The only anecdote to the saccharine 9/11 retrospectives flooding bookshops, this collection of hilarious comic strips -- cleverly mixing clip-art of office workers with hip-hop inspired profanities -- gives a platform to the fear, frustration, anger and distrust that many Americans and the rest of the world feel concerning U.S. foreign policy and big business in the post-September 11 world. Item details:
- Written by David Rees
- Published October 2002
- Paperback, 100 pages
- 6.1 x 9 x 0.2 inches
- Inspired the 2006 Rude Mechs performance at Ballroom Marfa
From Bookist/Ray Olson
"About a month after 9/11, stiff little drawings of office workers talking on the phone about the developing war on terrorism appeared on Rees' Web site.

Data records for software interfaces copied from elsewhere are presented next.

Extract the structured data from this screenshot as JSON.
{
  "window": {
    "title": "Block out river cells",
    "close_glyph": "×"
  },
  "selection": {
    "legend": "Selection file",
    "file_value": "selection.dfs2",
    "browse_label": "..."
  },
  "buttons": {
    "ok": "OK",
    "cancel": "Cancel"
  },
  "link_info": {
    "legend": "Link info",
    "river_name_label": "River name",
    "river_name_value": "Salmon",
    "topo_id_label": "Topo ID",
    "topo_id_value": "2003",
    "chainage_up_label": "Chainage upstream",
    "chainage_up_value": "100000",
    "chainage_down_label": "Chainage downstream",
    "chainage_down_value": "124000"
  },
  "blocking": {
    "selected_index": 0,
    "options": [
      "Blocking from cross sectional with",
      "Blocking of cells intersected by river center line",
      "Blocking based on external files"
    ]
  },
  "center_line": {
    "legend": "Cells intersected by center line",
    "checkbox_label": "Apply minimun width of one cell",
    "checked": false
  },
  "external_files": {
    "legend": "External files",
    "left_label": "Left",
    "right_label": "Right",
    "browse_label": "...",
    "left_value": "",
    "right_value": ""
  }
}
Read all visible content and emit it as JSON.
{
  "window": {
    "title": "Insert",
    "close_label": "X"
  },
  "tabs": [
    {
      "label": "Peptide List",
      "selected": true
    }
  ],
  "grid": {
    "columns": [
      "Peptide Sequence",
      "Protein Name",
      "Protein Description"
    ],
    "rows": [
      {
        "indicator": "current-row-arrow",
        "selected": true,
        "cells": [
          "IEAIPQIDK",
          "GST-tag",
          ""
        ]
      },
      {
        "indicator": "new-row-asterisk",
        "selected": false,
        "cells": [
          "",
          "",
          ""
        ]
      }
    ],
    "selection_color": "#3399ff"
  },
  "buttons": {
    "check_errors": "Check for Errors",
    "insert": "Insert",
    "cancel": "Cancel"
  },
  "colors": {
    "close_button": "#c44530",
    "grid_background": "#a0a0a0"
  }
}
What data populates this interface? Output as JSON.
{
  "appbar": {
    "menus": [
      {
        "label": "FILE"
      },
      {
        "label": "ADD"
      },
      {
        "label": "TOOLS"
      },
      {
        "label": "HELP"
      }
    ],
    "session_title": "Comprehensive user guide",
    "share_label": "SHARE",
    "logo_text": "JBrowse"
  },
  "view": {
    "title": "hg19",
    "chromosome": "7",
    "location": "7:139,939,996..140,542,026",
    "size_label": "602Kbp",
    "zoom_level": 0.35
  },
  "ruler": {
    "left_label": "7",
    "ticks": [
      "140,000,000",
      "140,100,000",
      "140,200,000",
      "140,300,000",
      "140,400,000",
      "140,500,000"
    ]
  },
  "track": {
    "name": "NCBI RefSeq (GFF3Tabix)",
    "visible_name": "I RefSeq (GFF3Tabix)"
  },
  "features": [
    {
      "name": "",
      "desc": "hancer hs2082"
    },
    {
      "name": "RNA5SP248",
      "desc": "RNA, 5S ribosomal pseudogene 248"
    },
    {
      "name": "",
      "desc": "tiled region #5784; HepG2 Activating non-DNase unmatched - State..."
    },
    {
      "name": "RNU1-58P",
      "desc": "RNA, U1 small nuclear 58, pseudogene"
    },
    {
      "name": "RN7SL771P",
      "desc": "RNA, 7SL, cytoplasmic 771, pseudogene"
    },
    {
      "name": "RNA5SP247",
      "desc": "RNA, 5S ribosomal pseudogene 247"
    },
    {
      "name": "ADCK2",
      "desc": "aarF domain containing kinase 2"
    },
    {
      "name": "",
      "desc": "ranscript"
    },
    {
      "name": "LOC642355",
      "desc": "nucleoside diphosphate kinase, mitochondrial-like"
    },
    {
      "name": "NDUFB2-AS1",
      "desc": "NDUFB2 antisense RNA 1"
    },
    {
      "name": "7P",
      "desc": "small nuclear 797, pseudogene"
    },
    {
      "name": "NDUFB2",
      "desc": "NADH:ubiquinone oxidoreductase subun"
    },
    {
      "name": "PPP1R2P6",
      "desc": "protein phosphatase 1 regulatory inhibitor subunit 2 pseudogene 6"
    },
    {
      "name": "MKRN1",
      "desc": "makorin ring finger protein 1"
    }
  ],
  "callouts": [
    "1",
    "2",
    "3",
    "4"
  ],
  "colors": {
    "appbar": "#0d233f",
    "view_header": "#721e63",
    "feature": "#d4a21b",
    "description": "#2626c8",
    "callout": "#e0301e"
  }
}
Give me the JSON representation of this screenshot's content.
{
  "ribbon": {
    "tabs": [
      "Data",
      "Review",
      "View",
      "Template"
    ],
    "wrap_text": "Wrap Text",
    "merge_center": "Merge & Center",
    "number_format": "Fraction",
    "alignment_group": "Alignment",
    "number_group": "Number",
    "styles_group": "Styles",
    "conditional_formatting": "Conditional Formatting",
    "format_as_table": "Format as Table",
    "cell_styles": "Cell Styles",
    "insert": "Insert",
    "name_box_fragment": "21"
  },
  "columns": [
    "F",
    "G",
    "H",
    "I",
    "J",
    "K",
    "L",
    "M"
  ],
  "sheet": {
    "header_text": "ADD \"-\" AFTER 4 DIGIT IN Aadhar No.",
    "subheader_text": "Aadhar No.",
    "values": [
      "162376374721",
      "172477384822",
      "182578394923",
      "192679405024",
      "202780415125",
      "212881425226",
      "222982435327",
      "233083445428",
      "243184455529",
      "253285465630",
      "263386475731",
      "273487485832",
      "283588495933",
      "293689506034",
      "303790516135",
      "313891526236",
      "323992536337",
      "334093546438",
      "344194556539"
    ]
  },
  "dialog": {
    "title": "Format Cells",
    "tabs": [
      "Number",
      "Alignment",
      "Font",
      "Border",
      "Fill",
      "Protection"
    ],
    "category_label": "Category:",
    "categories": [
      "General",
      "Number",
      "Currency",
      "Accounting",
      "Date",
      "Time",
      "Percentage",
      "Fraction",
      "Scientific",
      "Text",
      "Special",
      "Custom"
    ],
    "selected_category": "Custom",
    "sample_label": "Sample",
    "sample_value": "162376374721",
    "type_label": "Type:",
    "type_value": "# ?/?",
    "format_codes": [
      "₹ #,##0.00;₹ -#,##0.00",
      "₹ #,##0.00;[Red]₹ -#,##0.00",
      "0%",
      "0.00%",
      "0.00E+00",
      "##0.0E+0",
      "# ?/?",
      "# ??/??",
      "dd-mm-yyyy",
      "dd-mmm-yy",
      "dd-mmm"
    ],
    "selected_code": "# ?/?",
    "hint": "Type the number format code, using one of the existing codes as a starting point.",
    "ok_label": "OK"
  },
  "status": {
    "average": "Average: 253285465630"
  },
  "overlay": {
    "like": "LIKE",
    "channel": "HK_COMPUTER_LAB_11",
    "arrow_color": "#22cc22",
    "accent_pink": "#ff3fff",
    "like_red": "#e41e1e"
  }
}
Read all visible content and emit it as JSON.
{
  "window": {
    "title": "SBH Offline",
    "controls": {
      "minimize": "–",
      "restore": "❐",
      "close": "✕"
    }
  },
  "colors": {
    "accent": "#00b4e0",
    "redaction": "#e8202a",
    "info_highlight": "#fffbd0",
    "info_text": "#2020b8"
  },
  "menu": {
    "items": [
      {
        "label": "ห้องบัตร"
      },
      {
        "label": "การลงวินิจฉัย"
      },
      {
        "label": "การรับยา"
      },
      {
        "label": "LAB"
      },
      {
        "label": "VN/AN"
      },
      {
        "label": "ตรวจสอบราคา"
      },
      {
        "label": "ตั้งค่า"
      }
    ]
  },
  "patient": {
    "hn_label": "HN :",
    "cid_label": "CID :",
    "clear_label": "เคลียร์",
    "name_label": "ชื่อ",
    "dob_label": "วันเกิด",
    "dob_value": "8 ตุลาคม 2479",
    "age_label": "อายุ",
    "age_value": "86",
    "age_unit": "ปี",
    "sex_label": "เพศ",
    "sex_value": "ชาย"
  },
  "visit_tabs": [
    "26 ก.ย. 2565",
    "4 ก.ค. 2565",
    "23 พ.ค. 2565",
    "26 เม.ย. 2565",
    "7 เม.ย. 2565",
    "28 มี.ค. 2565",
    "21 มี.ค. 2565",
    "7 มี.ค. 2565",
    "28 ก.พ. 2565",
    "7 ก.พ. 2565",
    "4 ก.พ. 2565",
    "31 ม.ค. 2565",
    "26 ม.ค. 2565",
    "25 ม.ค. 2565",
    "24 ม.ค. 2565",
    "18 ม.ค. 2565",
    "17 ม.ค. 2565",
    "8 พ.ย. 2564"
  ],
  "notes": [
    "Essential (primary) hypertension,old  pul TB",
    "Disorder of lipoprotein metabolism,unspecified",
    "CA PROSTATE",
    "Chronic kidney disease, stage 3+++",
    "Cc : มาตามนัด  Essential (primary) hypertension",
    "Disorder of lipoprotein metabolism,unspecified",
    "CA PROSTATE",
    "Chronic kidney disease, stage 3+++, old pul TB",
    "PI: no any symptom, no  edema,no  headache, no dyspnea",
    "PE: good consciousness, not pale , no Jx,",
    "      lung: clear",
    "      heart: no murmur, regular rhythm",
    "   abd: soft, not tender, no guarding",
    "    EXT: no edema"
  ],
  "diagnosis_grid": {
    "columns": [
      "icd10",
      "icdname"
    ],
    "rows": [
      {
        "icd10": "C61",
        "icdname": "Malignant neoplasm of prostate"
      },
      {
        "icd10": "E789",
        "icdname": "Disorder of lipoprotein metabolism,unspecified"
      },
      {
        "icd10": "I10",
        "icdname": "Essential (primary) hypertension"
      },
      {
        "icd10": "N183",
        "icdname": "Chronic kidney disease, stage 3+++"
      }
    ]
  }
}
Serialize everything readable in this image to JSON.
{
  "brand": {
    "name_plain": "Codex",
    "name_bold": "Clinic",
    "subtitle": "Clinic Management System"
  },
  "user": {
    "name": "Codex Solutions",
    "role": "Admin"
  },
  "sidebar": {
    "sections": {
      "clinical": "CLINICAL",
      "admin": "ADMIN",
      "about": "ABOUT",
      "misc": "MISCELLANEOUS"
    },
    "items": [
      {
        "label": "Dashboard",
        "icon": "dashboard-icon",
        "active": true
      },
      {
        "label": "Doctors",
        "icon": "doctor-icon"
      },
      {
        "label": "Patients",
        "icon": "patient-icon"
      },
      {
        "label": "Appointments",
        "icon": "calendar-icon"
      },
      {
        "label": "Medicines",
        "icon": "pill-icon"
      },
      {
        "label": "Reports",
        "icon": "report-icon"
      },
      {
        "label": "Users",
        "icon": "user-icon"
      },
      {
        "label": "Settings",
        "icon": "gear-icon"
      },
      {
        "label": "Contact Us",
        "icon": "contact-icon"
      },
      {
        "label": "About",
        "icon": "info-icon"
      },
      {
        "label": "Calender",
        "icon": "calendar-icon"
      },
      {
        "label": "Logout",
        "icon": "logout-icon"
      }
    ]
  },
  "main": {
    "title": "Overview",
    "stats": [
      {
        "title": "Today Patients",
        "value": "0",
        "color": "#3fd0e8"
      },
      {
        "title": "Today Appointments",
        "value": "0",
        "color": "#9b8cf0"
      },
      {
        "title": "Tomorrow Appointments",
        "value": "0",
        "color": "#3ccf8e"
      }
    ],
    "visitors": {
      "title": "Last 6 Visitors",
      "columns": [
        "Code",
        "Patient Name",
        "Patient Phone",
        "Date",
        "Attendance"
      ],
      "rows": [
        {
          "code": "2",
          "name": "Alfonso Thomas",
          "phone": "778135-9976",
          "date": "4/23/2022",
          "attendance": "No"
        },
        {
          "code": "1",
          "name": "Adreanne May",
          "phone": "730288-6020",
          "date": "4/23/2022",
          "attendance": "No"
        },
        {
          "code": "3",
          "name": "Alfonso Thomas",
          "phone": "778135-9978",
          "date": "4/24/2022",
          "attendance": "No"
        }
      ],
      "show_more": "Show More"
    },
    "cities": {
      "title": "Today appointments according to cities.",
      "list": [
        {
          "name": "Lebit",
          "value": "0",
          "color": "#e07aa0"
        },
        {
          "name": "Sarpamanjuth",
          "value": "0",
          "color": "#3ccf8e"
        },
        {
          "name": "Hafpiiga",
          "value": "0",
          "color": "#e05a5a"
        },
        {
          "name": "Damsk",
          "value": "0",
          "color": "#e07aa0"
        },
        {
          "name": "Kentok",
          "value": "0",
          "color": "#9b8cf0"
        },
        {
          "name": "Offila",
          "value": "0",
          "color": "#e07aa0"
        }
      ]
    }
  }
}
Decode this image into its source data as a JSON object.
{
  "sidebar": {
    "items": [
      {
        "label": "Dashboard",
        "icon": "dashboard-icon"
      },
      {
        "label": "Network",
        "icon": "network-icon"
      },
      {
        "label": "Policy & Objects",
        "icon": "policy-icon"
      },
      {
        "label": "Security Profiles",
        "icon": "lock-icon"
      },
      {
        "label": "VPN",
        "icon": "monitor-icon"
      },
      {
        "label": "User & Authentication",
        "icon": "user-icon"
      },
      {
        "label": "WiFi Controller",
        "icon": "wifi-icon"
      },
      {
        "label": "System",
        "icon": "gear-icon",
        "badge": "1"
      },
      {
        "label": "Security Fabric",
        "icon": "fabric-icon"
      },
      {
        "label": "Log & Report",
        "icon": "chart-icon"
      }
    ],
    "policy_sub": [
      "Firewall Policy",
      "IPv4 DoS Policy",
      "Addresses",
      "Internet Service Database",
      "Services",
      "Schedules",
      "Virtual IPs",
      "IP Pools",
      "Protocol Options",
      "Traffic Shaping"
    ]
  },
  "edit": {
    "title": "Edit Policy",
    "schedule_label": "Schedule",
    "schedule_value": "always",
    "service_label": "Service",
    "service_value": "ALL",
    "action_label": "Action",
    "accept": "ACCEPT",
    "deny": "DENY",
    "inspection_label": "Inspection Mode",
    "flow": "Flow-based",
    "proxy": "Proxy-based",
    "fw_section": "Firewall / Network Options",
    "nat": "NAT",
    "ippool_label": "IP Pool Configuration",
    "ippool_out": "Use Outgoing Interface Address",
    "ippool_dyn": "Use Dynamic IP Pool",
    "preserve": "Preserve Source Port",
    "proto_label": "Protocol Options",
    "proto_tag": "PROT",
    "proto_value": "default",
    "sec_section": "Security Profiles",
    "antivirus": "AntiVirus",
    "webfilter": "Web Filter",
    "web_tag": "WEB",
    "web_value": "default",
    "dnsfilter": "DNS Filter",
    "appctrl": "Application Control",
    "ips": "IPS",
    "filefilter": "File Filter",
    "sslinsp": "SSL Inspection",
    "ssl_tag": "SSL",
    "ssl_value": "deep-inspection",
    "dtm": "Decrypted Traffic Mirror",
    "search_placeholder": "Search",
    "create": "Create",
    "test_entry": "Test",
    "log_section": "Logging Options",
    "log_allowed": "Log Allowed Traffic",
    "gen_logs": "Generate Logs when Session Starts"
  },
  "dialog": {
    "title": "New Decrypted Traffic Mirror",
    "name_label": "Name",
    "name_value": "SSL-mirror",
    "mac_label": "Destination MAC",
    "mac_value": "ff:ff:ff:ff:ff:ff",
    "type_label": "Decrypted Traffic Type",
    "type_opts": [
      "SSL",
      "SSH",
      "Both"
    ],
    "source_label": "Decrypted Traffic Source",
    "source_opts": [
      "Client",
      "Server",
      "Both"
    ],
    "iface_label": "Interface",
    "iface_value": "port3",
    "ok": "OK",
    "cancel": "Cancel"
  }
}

They have proliferated since into a bitterly funny running commentary on what Rees obviously considers a profound waste of the human spirit, not to mention personnel, materiel, and money. The drawings are clip-art figures--the same handful used over and over, cropped, enlarged, and diminished--and they look eminently bland and middle-of-the-road, not a boat-rocking bunch. What Rees has coming out of their mouths, however, couldn't contrast more starkly: slash-and-burn cynicism, frothing with anger and fear, liberally peppered with the f-word, especially in participial form; in short, the kind of impotent, resentful, but intelligent bile hip youngsters might spout. The sheer incongruity of pictures and text provokes laughter, and references to trashy pop culture keep it coming. Rees' conceit that straight-arrow, would-be patriotic Americans are actually profoundly unnerved by Bush-administration policies as well as lethal fanaticism, however, ensures that one's laughter is satiric. Very smart protest stuff."